While some 4,500 people rallied Tuesday on Capitol Hill in support of the Employee Free Choice Act, thousands more workers in 110 cities across the country also are sending a message this week to their lawmakers to pass this important legislation.

The bill (H.R 800 and S. 1041), which passed the House in March, now is on the Senate floor. If enacted, it would level the playing field and allow workers to choose a union without employer interference.

Momentum for the legislation is growing daily as workers realize its significance. Across the country, workers are telling stories of how they were stymied in efforts to exercise their freedom to form a union and are demanding a change.    

In Tampa, Fla., union members delivered more than 500 letters to the office of Sen. Bill Nelson (D-Fla.) thanking him for co-sponsoring the Employee Free Choice Act. The same members took 500 letters of concern to Sen. Mel Martinez (R-Fla.), asking him to reconsider his opposition to the legislation. Click here to see if your senator is a co-sponsor.

The Tampa workers ended their day of action by conducting an informational picket outside a Verizon office to highlight the struggle by workers there to form a union. After Verizon bought MCI in 2005, it created a separate business unit, Verizon Business, to wall off the former MCI workers from unionized employees who perform the same job functions, according to union leaders. Union workers have campaigned to “Tear Down the Wall” and help their Verizon Business co-workers win bargaining rights.

In Maine, workers marched and rallied Tuesday in four cities—Augusta, Bangor, Lewiston and Portland—to urge the state’s Republican Sens. Olympia Snowe and Susan Collins to support workers’ free choice. The rallies followed a week of actions in which workers delivered more than 3,000 signed postcards each to Snowe’s and Collins’ offices in Augusta. Last week, 15 Maine religious leaders held a press conference to present a letter they had signed backing the legislation.

In Columbus, Ohio, more than 200 local workers and labor and community leaders gathered yesterday to call on Sen. George Voinovich (R) to vote for the Employee Free Choice Act. 

AFL-CIO Organizing Director Stewart Acuff, Ohio AFL-CIO Secretary-Treasurer Pierrette “Petee” Talley, local clergy and hundreds of workers joined a march organized in partnership with Jobs with Justice as they delivered thousands of postcards to  Voinovich’s office in Columbus. Four workers told their stories about the opposition they faced in trying to form a union and secure a first contract.

Acuff told the crowd:

We all feel a total squeeze on the middle class. That squeeze is real. It is the central economic fact of life.

We are suffering from a 30-year assault on workers’ freedom to form unions and bargain collectively. That assault has now effectively denied workers any right to organize. And that has translated into the middle-class squeeze.

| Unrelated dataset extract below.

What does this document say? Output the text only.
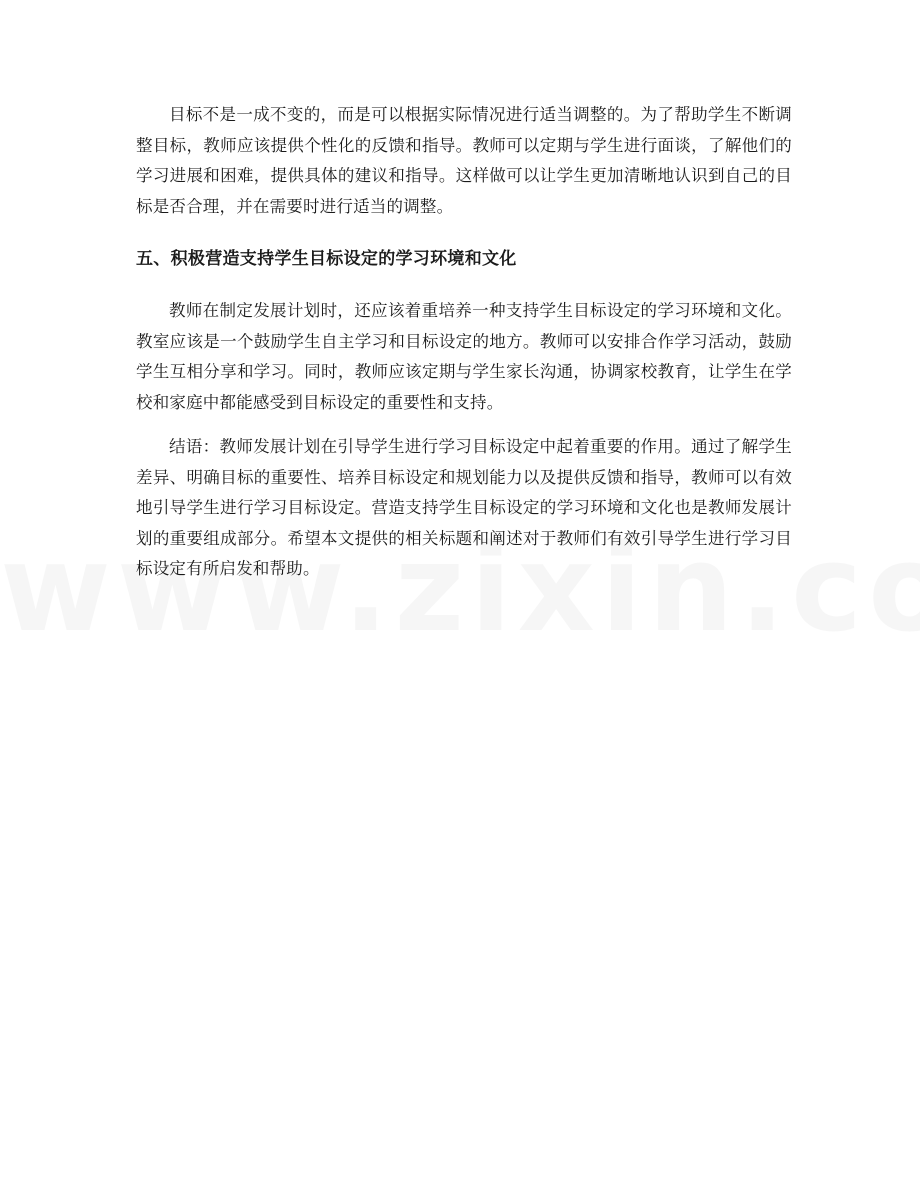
目标不是一成不变的，而是可以根据实际情况进行适当调整的。为了帮助学生不断调整目标，教师应该提供个性化的反馈和指导。教师可以定期与学生进行面谈，了解他们的学习进展和困难，提供具体的建议和指导。这样做可以让学生更加清晰地认识到自己的目标是否合理，并在需要时进行适当的调整。

五、积极营造支持学生目标设定的学习环境和文化

教师在制定发展计划时，还应该着重培养一种支持学生目标设定的学习环境和文化。教室应该是一个鼓励学生自主学习和目标设定的地方。教师可以安排合作学习活动，鼓励学生互相分享和学习。同时，教师应该定期与学生家长沟通，协调家校教育，让学生在学校和家庭中都能感受到目标设定的重要性和支持。

结语：教师发展计划在引导学生进行学习目标设定中起着重要的作用。通过了解学生差异、明确目标的重要性、培养目标设定和规划能力以及提供反馈和指导，教师可以有效地引导学生进行学习目标设定。营造支持学生目标设定的学习环境和文化也是教师发展计划的重要组成部分。希望本文提供的相关标题和阐述对于教师们有效引导学生进行学习目标设定有所启发和帮助。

The only way to strengthen and expand America’s middle class is to make sure workers have the freedom to form unions and bargain collectively.

Amelia Rivera has lived through that kind of employer assault on workers. Rivera, who works at the Caesars casino in Atlantic City, N.J., where workers chose a union, told the Capitol Hill rally that workers at Trump Arena and the Hilton in Atlantic City were subjected to strong anti-union campaigns.

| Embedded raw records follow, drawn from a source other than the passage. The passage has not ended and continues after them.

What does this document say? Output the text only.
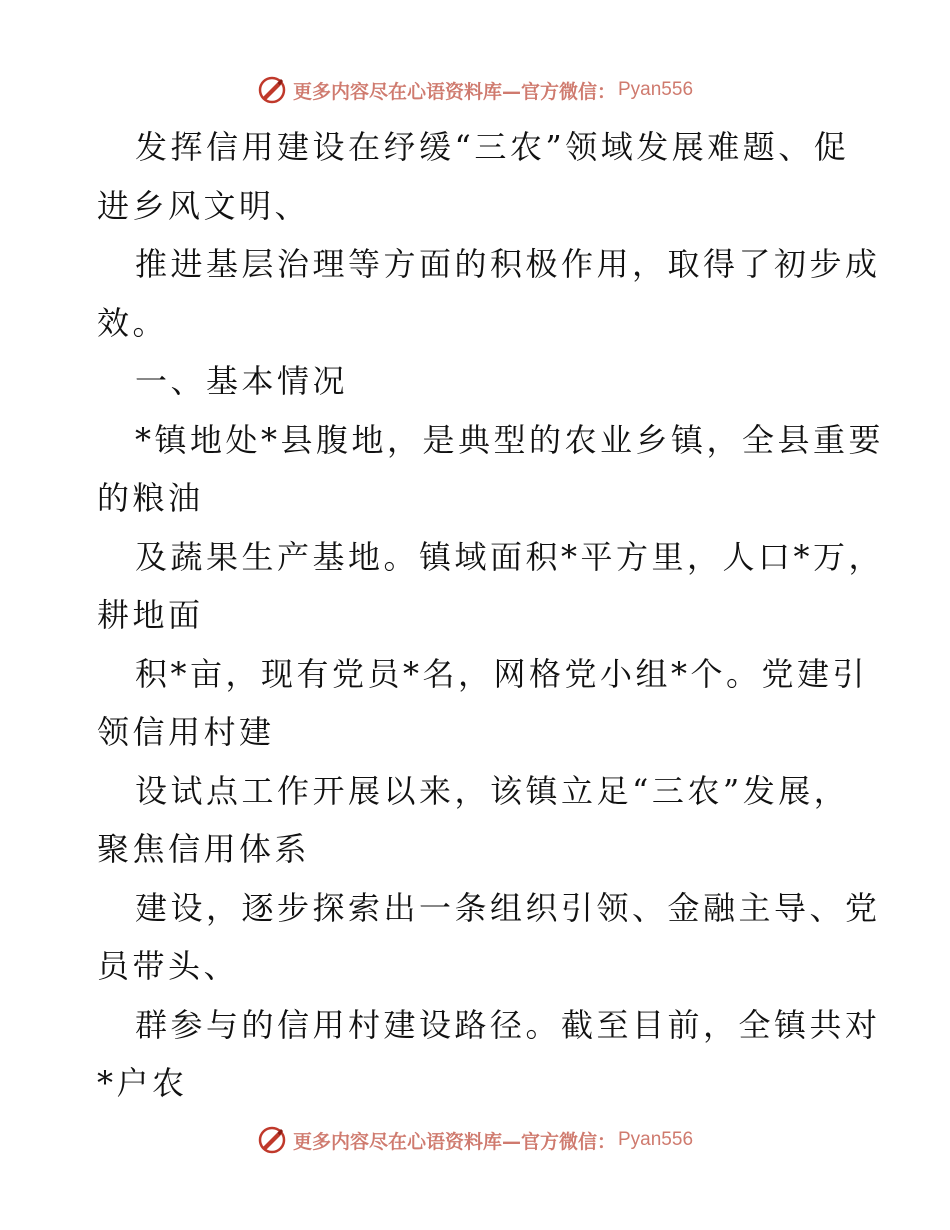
更多内容尽在心语资料库—官方微信： Pyan556
发挥信用建设在纾缓“三农”领域发展难题、促
进乡风文明、
推进基层治理等方面的积极作用，取得了初步成
效。
一、基本情况
*镇地处*县腹地，是典型的农业乡镇，全县重要
的粮油
及蔬果生产基地。镇域面积*平方里，人口*万，
耕地面
积*亩，现有党员*名，网格党小组*个。党建引
领信用村建
设试点工作开展以来，该镇立足“三农”发展，
聚焦信用体系
建设，逐步探索出一条组织引领、金融主导、党
员带头、
群参与的信用村建设路径。截至目前，全镇共对
*户农
更多内容尽在心语资料库—官方微信： Pyan556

After months and months of enduring intimidation, one-on-one meetings and daily harassment, the workers were not able to withsatnd their employers’ anti-union campaign.

I know how scared they were on election day. I know how scared they are now. They didn’t have a choice. The deck was stacked against them. (See video.)  

Workers in Minnesota used the cable TV show, “Minnesota at Work,” to feature employees at the Holiday Inn Express in Rochester who were fired after a new owner came in and let workers go just before Christmas in the midst of an effort to form a union there.

In the video, when workers ask Sen. Norm Coleman (R-Minn.) how he plans to vote on the Employee Free Choice Act, he falsely says the act would take away workers’ right to a secret ballot. In reality, the Employee Free Choice Act would ensure that workers have the choice between secret-ballot elections and majority sign-up, or card-check—and thus would expand workers’ options for forming unions. (See video.)